Body Mass Index (BMI = weight / height²) is currently the most widely recognized and used assessment standard. The following criteria are suitable for Asians: a BMI of 18.5–23.9 is considered normal; 24.0–27.9 is overweight; and over 28 is obese. More specifically, a BMI of 28–35 is mild obesity; 35–40 is moderate obesity; over 40 is severe obesity; and over 50 is extremely obese. Because height and weight are very accurate and readily available, BMI has become a core tool in public health for assessing obesity levels.

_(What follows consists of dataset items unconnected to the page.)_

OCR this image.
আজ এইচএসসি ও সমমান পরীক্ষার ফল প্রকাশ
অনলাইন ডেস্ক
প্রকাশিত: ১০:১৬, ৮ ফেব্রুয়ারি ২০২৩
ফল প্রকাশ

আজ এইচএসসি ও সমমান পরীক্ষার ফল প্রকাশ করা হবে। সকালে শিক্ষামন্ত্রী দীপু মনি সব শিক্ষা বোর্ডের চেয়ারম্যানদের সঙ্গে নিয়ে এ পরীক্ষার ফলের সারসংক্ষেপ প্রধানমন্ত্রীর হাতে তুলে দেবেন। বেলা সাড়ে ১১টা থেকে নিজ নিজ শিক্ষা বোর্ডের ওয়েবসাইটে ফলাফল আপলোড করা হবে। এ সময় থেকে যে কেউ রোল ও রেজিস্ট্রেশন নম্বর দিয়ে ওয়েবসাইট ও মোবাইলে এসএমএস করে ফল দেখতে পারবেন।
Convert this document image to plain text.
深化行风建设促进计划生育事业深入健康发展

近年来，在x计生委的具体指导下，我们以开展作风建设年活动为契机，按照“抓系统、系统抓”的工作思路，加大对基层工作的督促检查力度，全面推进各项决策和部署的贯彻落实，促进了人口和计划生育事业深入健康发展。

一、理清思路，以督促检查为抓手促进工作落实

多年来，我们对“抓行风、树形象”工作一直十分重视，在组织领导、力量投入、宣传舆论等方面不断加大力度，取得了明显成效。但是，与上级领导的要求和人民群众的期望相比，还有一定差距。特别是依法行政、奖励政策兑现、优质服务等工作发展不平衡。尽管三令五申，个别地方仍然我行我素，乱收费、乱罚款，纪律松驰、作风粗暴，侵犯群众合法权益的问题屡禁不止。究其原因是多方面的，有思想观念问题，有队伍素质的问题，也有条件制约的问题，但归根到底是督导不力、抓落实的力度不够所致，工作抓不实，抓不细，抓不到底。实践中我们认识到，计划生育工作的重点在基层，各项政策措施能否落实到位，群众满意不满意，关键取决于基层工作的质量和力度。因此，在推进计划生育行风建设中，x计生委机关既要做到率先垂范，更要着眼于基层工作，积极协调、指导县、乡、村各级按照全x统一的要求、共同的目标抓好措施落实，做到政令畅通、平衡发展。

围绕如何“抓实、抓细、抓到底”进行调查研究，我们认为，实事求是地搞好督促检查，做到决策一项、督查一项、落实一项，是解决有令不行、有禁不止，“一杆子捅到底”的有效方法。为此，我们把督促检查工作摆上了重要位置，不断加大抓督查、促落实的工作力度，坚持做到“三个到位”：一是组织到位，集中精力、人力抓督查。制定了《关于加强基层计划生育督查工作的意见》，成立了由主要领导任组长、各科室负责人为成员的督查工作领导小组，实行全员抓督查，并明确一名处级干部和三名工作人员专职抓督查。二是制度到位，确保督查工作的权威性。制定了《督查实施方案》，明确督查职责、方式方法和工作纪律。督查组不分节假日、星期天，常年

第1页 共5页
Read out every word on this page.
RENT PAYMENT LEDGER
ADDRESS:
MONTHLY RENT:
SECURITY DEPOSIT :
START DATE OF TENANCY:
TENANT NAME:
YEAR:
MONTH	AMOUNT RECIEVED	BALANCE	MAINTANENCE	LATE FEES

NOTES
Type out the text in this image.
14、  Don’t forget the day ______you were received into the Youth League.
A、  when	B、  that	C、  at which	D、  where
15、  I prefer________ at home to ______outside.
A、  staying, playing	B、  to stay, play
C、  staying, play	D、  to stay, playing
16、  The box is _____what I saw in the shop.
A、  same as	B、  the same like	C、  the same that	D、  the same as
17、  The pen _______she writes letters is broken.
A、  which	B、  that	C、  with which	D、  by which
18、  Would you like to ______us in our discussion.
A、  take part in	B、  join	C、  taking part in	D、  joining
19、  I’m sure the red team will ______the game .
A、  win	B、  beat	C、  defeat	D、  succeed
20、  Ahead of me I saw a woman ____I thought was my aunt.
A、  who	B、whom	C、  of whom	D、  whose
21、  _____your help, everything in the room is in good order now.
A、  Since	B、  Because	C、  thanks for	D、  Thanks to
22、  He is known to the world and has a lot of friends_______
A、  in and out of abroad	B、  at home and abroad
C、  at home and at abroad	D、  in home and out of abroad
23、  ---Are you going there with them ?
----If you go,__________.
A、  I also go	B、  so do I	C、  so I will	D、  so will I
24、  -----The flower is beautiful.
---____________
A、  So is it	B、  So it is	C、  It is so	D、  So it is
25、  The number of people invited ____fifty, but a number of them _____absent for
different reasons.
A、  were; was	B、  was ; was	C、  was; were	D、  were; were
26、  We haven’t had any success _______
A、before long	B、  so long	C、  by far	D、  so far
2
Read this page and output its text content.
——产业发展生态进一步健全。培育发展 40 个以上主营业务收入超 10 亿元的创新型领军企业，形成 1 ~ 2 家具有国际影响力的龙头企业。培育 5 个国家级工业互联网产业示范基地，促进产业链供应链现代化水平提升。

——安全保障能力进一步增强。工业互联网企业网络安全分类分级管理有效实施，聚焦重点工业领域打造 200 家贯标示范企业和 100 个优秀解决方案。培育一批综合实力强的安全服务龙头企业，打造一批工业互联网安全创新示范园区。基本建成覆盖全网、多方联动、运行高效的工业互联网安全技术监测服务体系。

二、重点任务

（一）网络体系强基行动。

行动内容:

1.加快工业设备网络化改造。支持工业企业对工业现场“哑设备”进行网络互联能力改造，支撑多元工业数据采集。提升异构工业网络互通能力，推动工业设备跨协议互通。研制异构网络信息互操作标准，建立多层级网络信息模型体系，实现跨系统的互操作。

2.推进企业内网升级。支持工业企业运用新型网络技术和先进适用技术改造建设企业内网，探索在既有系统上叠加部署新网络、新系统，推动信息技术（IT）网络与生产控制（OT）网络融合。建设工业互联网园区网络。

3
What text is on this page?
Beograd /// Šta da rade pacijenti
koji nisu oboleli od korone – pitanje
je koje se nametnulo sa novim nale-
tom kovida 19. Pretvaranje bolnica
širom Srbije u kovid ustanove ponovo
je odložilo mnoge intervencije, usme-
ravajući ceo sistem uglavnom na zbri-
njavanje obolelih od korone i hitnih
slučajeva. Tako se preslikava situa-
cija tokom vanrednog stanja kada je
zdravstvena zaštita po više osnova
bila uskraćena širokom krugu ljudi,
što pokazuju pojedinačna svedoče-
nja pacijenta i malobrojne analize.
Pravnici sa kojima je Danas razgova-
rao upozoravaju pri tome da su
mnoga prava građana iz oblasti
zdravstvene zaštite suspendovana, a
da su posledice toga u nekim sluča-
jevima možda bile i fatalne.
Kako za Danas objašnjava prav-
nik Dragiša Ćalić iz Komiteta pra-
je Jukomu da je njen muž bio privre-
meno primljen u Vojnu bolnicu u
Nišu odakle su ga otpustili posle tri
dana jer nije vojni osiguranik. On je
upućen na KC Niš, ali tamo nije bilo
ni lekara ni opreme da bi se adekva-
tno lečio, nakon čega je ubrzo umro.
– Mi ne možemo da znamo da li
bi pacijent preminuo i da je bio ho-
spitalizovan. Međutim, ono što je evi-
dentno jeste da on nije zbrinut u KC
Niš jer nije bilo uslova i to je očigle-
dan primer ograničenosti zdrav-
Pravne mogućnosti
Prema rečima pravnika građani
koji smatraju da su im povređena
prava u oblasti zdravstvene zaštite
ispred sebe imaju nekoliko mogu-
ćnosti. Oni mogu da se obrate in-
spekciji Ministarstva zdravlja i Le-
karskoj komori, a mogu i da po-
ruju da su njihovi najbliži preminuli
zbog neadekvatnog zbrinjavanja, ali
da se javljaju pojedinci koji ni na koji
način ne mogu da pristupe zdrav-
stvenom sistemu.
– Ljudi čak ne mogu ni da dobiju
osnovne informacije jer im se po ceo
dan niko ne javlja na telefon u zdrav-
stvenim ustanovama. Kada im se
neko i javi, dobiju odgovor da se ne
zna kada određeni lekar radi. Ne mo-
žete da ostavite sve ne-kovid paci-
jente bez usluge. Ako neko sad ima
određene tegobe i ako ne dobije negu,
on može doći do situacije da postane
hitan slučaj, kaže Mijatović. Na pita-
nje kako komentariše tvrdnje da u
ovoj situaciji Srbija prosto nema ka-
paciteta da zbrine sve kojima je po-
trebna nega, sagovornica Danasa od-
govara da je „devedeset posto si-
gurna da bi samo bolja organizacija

However, obesity is essentially caused by excessive accumulation of body fat, therefore body fat percentage (body fat rate) is the truly reliable indicator. The normal body fat percentage range is 10%–20% for men; above 20% is considered overweight or obese. For women, it is 15%–25%; above 25% is also considered overweight or obese. Specific diagnostic criteria are as follows: for men, a body fat percentage of 25%–29.9% is mild obesity, 30%–34.9% is moderate obesity, 35%–39.9% is severe obesity, and above 40% is morbid obesity. For women, the corresponding standards are generally raised by 5 percentage points; above 45% is considered morbid obesity.
There are various methods for determining body fat percentage. Skinfold thickness measurement is simple and economical; it involves measuring the skinfold thickness at the inferior angle of the scapula and the midpoint of the outer side of the upper arm, then substituting the measurements into a formula to calculate body density, and finally determining body fat percentage. Dual-energy X-ray ablation (DEXA) provides the most accurate results, but the equipment is expensive. Other methods, such as underwater weighing and impedance methods, are greatly affected by testing conditions and require strict control of variables to obtain accurate data. When developing a weight loss plan, both BMI and body fat percentage should be considered together.
Human body weight is composed of two parts: fat mass and lean mass. Fat mass is the product of body fat percentage and body weight; bone, muscle, and non-fat components are collectively called lean mass. Under normal circumstances, the two should maintain a scientific ratio, which reflects the true level of bone and muscle development. Obese patients often have an imbalanced ratio. Athletic ability largely depends on the proportion of lean mass (mainly skeletal muscle) to total body weight. Regular physical exercise is the core means of increasing lean mass. For adolescents, they should not blindly pursue low weight, but rather maintain a balance between fat mass and lean mass to ensure that growth and development are not interfered with.
In addition, waist circumference (WC) and waist-to-hip ratio (WHR) are key indicators for assessing abdominal obesity (central obesity). Obesity is defined as a waist circumference of 85 cm or more for men and 80 cm or more for women. Regarding the waist-to-hip ratio, a ratio greater than 0.9 for men and greater than 0.85 for women indicates a higher risk of metabolic diseases. Only by considering these diverse indicators can an accurate diagnosis of an individual's obesity status be made.